In order to reproduce the vulnerability, an individual must obtain root access on a Model 3 car computer running any firmware version which includes Tesla Insurance Telemetry. The feature can be enabled via setting data values; but for this proof of concept, we opted-in to the FSD Beta Request Queue to enable the telemetry data collection.


Next, we generated a valid driving telemetry sample to analyze and modify. To do so, we go on a drive of at least 0.1 miles extremely carefully to get a 100/100 safety score.

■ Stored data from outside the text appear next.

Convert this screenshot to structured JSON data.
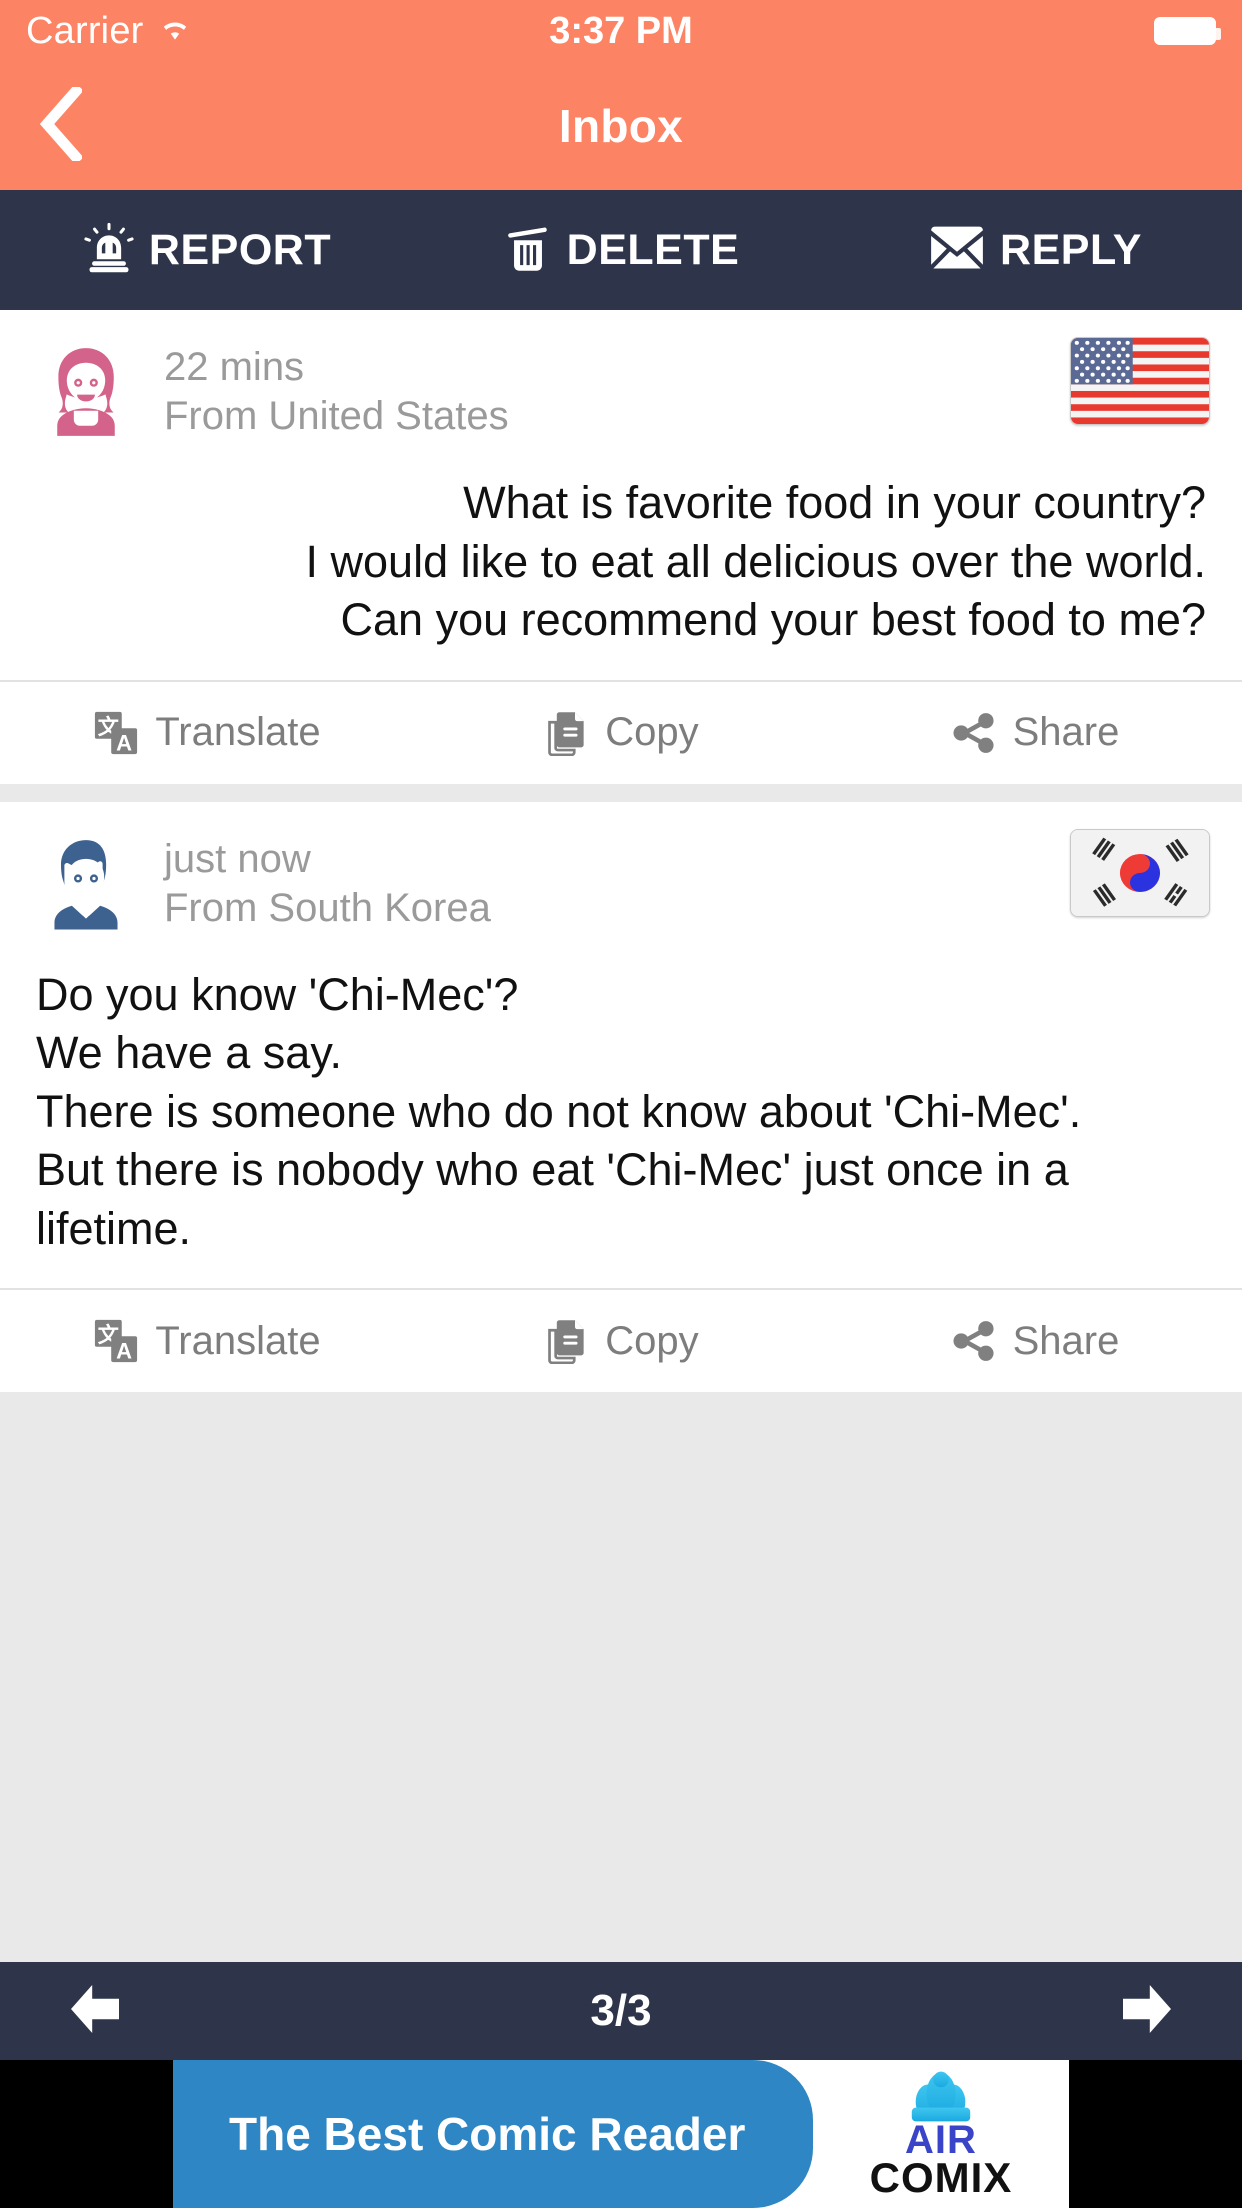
{
  "status_bar": {
    "carrier": "Carrier",
    "wifi_icon": "wifi-icon",
    "time": "3:37 PM",
    "battery_icon": "battery-full-icon"
  },
  "nav": {
    "back_icon": "chevron-left-icon",
    "title": "Inbox"
  },
  "toolbar": {
    "report_label": "REPORT",
    "report_icon": "siren-icon",
    "delete_label": "DELETE",
    "delete_icon": "trash-icon",
    "reply_label": "REPLY",
    "reply_icon": "envelope-icon"
  },
  "messages": [
    {
      "avatar_icon": "female-avatar-icon",
      "time": "22 mins",
      "from": "From United States",
      "flag_icon": "flag-united-states",
      "text": "What is favorite food in your country?\nI would like to eat all delicious over the world.\nCan you recommend your best food to me?",
      "align": "right",
      "actions": {
        "translate_label": "Translate",
        "translate_icon": "translate-icon",
        "copy_label": "Copy",
        "copy_icon": "copy-document-icon",
        "share_label": "Share",
        "share_icon": "share-nodes-icon"
      }
    },
    {
      "avatar_icon": "male-avatar-icon",
      "time": "just now",
      "from": "From South Korea",
      "flag_icon": "flag-south-korea",
      "text": "Do you know 'Chi-Mec'?\nWe have a say.\nThere is someone who do not know about 'Chi-Mec'.\nBut there is nobody who eat 'Chi-Mec' just once in a lifetime.",
      "align": "left",
      "actions": {
        "translate_label": "Translate",
        "translate_icon": "translate-icon",
        "copy_label": "Copy",
        "copy_icon": "copy-document-icon",
        "share_label": "Share",
        "share_icon": "share-nodes-icon"
      }
    }
  ],
  "pager": {
    "prev_icon": "arrow-left-icon",
    "next_icon": "arrow-right-icon",
    "count": "3/3"
  },
  "ad": {
    "headline": "The Best Comic Reader",
    "brand_top": "AIR",
    "brand_bottom": "COMIX",
    "rocket_icon": "rocket-icon"
  },
  "colors": {
    "accent_orange": "#fc8363",
    "toolbar_dark": "#2e3449",
    "page_bg": "#e9e9e9",
    "muted_text": "#9a9a9a",
    "ad_blue": "#2e87c4"
  }
}
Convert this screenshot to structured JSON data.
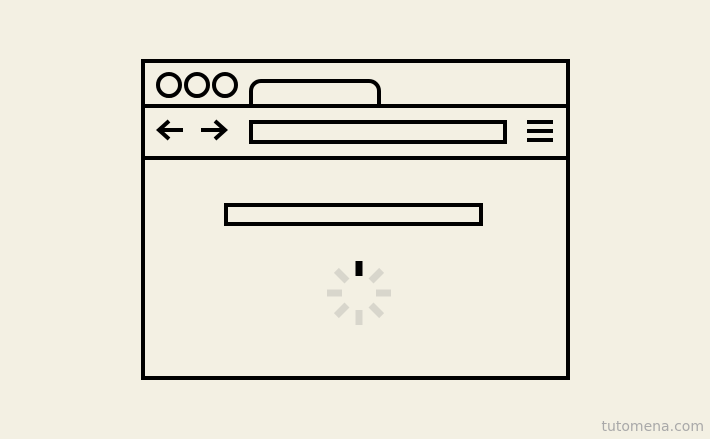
{
  "browser": {
    "window_buttons": [
      "window-button",
      "window-button",
      "window-button"
    ],
    "icons": {
      "back": "back-arrow-icon",
      "forward": "forward-arrow-icon",
      "menu": "hamburger-menu-icon",
      "loading": "loading-spinner-icon"
    }
  },
  "watermark": "tutomena.com",
  "colors": {
    "background": "#f3f0e3",
    "stroke": "#000000",
    "spinner_faded": "#d8d6cc",
    "watermark": "#a9a9a9"
  }
}
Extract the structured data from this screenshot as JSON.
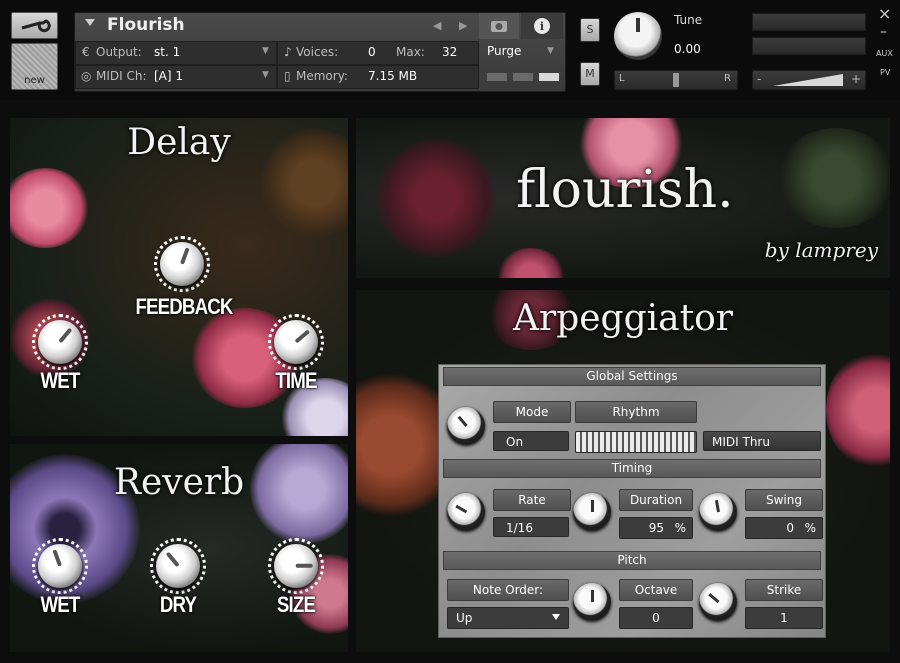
{
  "instrument": {
    "name": "Flourish",
    "output_label": "Output:",
    "output_value": "st. 1",
    "voices_label": "Voices:",
    "voices_value": "0",
    "max_label": "Max:",
    "max_value": "32",
    "purge_label": "Purge",
    "midi_label": "MIDI Ch:",
    "midi_value": "[A]  1",
    "memory_label": "Memory:",
    "memory_value": "7.15 MB",
    "new_label": "new",
    "solo_label": "S",
    "mute_label": "M",
    "tune_label": "Tune",
    "tune_value": "0.00",
    "pan_left": "L",
    "pan_right": "R",
    "aux_label": "AUX",
    "pv_label": "PV",
    "vol_minus": "-",
    "vol_plus": "+",
    "close_glyph": "×",
    "minimize_glyph": "–"
  },
  "delay": {
    "title": "Delay",
    "knobs": [
      {
        "label": "FEEDBACK"
      },
      {
        "label": "WET"
      },
      {
        "label": "TIME"
      }
    ]
  },
  "reverb": {
    "title": "Reverb",
    "knobs": [
      {
        "label": "WET"
      },
      {
        "label": "DRY"
      },
      {
        "label": "SIZE"
      }
    ]
  },
  "banner": {
    "title": "flourish.",
    "byline": "by lamprey"
  },
  "arpeggiator": {
    "title": "Arpeggiator",
    "global_header": "Global Settings",
    "mode_label": "Mode",
    "mode_value": "On",
    "rhythm_label": "Rhythm",
    "midi_thru_label": "MIDI Thru",
    "timing_header": "Timing",
    "rate_label": "Rate",
    "rate_value": "1/16",
    "duration_label": "Duration",
    "duration_value": "95",
    "duration_unit": "%",
    "swing_label": "Swing",
    "swing_value": "0",
    "swing_unit": "%",
    "pitch_header": "Pitch",
    "note_order_label": "Note Order:",
    "note_order_value": "Up",
    "octave_label": "Octave",
    "octave_value": "0",
    "strike_label": "Strike",
    "strike_value": "1"
  },
  "colors": {
    "background": "#0d0d0d",
    "panel_gray": "#9a9a9a",
    "title_white": "#f2f2f2"
  }
}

Upon returning but before placing the car into park, we log into the vehicle as root and run the following script, which we call ‘save-telemetry.sh’:



while true; do 

   cp /home/tesla/.Tesla/data/drivemetrics/* /home/tesla/ 

 sleep 0.02 



Once the script is running, we place the car into park, exit the vehicle, and walk away. After waiting about 2 minutes, we check our Tesla App to see if the resulting Safety Score for that drive has been uploaded to the mothership and to make sure we have achieved 100/100 score. Then we copy the telemetry data we saved from the /home/tesla/ directory to our local working computer.


Now that we have a telemetry sample with a perfect safety score, we must modify it to change the sample’s Unique ID (UUID) and inflate the sample’s drive length in miles. First, we print the current state of the sample’s values we care about (odometer readings and UUID). To do so, we use ‘dd’ and the following file titled ‘drivemetrics.proto’ which contains the protobuf definitions for the Tesla telemetry data format. Credit to Tristan Rice for this discovery.


syntax = “proto3”; 

message TisDriveRecord { 

 string metric_uuid = 1; 

 string firmware_version = 3; 

 string driver_name = 5; 

 int64 start_time = 6; 

 int64 end_time = 7; 

 string location = 8; 

 int64 drive_time_ms = 9; 

 double odometer_begin = 10; 

 double odometer_end = 11; 


To use the file, we issue the following command:


dd if=FileNameOfTheTelemetrySampleGoesHere skip=1 bs=7 | protoc –decode TisDriveRecord drivemetrics.proto -I. 


The results appear as follows:


metric_uuid : “3908fc3b-6197-49f1-9a29-2370dcd29c35″ firmware_version:”feature-2021.32.22-20-9e064485d2″ driver_name:”Me” 





odometer_begin:3269.9331217892632 odometerend :3277.1851453183176 


Now that we understand our sample and have a baseline for its relevant values, we can move to modifying it.


Modifying the odometer requires using a hex editor and the guess-and-check method. (There is a Protobuf Editor but we could not get this to run promptly). Knowing the order of the sample goes location, drive time, then odometer readings though; we can discern that the odometer ending value cannot be held too far after “America/New_York” shown in the ASCII on the right side of the hex editor.